А потом он вдруг обернулся и увидел в дверях хижины ту самую горную фею, что дразнила и мучила его, и ввела во грех. Она простирала к нему руки, но не развратно, без дерзости. Ее маленькое овальное личико было бледным и очень знакомым, а голос ее, хоть и громкий, слышный в шуме дождя, звучал ласково. Тебе придется вернуться, Иедидия. Вернуться ко мне.
Паук Любовь
Примерно с тринадцати лет и до восемнадцати, когда ее столь рьяно начал добиваться и наконец завоевал Гидеон Бельфлёр, мать Джермейн Лея держала в питомцах необычайно крупного и красивого паука, которому дала имя Любовь.

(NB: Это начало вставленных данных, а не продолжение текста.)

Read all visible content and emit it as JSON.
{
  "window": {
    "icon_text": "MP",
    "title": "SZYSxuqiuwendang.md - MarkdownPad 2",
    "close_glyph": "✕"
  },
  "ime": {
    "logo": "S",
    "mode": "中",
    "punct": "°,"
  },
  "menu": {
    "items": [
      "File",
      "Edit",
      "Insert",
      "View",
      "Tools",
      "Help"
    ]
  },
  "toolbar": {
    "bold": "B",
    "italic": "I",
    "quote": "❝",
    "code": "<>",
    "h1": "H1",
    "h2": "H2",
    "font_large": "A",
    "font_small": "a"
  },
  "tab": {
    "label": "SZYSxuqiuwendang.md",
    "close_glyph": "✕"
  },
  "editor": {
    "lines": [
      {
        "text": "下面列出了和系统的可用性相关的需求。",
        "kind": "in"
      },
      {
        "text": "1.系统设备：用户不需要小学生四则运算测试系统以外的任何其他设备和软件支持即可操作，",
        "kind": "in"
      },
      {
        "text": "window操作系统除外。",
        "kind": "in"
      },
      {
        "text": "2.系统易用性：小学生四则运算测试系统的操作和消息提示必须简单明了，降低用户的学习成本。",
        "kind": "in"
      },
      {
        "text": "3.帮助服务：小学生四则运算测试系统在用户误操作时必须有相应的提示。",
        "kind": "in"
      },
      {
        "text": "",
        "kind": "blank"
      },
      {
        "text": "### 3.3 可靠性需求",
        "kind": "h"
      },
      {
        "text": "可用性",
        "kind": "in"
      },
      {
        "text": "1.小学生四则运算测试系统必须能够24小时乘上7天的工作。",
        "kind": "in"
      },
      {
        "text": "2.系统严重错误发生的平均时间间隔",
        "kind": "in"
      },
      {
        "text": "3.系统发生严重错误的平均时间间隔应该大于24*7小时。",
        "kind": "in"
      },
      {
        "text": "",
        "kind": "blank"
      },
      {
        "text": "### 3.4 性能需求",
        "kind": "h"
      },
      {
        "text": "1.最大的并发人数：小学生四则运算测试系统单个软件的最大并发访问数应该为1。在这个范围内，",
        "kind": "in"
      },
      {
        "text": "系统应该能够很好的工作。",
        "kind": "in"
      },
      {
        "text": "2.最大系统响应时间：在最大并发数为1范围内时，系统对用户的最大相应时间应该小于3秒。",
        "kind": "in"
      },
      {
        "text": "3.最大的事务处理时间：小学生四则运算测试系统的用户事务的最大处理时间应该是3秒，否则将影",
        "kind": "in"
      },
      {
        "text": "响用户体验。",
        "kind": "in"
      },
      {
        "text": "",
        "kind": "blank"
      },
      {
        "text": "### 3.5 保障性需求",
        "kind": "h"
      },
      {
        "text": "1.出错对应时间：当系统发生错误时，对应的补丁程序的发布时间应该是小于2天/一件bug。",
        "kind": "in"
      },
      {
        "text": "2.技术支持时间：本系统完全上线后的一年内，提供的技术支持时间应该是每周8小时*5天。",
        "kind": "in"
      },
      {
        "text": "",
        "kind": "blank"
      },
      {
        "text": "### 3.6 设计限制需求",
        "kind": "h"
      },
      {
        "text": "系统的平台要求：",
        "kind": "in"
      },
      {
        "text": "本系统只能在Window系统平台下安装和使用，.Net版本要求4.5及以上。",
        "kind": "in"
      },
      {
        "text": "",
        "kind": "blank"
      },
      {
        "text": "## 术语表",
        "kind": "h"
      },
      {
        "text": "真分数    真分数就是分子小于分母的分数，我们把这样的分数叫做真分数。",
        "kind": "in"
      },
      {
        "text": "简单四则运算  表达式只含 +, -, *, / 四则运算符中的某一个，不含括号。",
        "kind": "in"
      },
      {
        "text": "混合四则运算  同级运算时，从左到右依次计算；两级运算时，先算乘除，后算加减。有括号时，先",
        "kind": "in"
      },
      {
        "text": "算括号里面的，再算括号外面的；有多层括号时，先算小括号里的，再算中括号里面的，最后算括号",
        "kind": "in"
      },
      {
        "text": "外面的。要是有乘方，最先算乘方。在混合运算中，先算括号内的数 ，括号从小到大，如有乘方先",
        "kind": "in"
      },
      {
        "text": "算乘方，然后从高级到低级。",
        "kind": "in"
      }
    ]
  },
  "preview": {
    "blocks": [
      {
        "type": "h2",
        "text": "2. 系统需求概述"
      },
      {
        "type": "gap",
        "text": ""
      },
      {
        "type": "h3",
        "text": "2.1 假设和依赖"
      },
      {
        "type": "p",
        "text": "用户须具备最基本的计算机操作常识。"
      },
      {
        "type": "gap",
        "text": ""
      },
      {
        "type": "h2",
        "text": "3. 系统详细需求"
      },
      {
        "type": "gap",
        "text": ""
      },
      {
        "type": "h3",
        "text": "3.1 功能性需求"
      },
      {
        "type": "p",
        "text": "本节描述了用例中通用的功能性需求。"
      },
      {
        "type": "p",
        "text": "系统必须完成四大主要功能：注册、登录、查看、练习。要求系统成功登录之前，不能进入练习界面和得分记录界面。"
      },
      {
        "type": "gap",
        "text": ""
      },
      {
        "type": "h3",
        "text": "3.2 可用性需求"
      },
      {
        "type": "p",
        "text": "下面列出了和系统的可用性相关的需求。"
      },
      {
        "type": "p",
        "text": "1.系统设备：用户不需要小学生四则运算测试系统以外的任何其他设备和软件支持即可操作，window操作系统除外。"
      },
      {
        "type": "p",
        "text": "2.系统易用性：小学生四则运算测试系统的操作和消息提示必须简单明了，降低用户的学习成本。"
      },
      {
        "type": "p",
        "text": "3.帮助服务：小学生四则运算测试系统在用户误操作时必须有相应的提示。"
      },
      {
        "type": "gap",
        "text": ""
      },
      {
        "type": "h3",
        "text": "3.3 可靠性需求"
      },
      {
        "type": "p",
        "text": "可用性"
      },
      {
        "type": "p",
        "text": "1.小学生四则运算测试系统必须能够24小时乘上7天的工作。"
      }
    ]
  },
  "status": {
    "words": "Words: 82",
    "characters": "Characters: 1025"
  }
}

«Ну разве он не красавчик, только посмотрите!» — говорила Лея, любуясь тем, как он покачивается на поблескивающей, словно слюда, паутине (паутина и сама представляла собой шедевр искусства, и Лее хотелось нарисовать ее тушью, вырисовать каждый изгиб); или семенит по стенам и потолку в ее комнате (и тянет за собой — сперва к ужасу ее соседок в Ла Тур и директрисы пансионата мадам Муллейн, а затем к ужасу и гневу ее матери — полупрозрачный слизистый след; поначалу почти незаметная, слизь со временем темнела, оставляя невыводимые полосы); или, ласково перебирая лапками, ползет по ее руке, забирается на плечо и замирает, шелковисто-блестящий, возле хозяйской шеи. «Да это же самое безобидное существо в мире, верно? Он неспособен причинить никакого вреда».
Что — и Лея отлично это знала — было не совсем правдой. Злясь, Любовь больно жалил, и на пальцах девушки вечно краснели следы укусов, похожие на комариные, которые от постоянного расчесывания становились еще ярче. Если сразу поутру Лея забывала его покормить — дохлыми мухами и другими насекомыми, даже дохлыми пауками, хлебными крошками, крошками от печенья, молоком, сахаром, крошечными кусочками мяса (всю эту снедь Лея раскладывала перед ним пинцетом), то паук мог внезапно скатиться вниз и больно ужалить ее в тыльную сторону ладони. Если она была не одна (обычно другие воспитанницы Ла Тур, ровесницы Леи или девочки помладше, питая к Любви одновременно восхищение и отвращение, пробирались, еще до утренней молитвы, в ее комнату, чтобы поглазеть на трапезу роскошного паука), то издавала всасывающий звук и восклицала: «Ох, и негодник же ты! Что, не можешь подождать секундочку?» — и подносила ужаленную руку к губам, хихикая и сверкающими глазами оглядывая молчаливых, замерших зрительниц — девочек в длинных, до пят, ночных сорочках и шерстяных халатах, непричесанных, с рассыпавшимися по худеньким плечам волосами. «Ждать целую ночь для него очень долго, поэтому утром он ужасно голодный», — объясняла им Лея.
Нередко какая-нибудь девочка, дождавшись, когда остальные разойдутся, застенчиво спрашивала Лею, можно ли ей как-нибудь покормить Любовь. Или дать ему поползать по ее рукам и плечам, ведь когда он в хорошем настроении, то так бойко ползает по Лее. «Я не раздавлю его, не пораню!» — обещала она, когда Любовь был еще маленьким, не больше монетки, с совсем маленьким животиком. Но время шло, и вот уже Любовь с жадностью поедал всю пищу, которой Лея потчевала его с десяток раз в день, и рос — вот он достиг размеров таракана, затем колибри; а девочки, дрожа и обхватив себя руками, заверяли: «Я не испугаюсь, не уроню его и не прихлопну, и кричать не буду, ну пожалуйста, Лея!»
Хотя Лея всегда принимала подношения своих товарок и особенно радовалась ореховой помадка (это было любимое лакомство не только паука, но и самой Леи, а Делла никогда — никогда! — не присылала ей сладости), она не разрешала девочкам присутствовать на ритуале кормления. Это она обнаружила паука, и он принадлежит ей. Такого питомца не было ни у кого из воспитанииц Ла Тур за всю историю пансионата и никогда больше не будет; так что Лея, хотя чувствовала себя здесь несчастной и одинокой и постоянно злилась, но, отвергая не только робкие просьбы девочек разрешить повозиться с пауком, но и их жалкие, неловкие попытки завести с ней дружбу, ощущала и некое надменное превосходство (ведь она знатного рода, пускай все знают, что богачи Бельфлёры — это ее родня). К тому же существовала опасность, вполне вероятная, что Любовь ужалит так сильно, что девочка побежит жаловаться мадам Муллейн.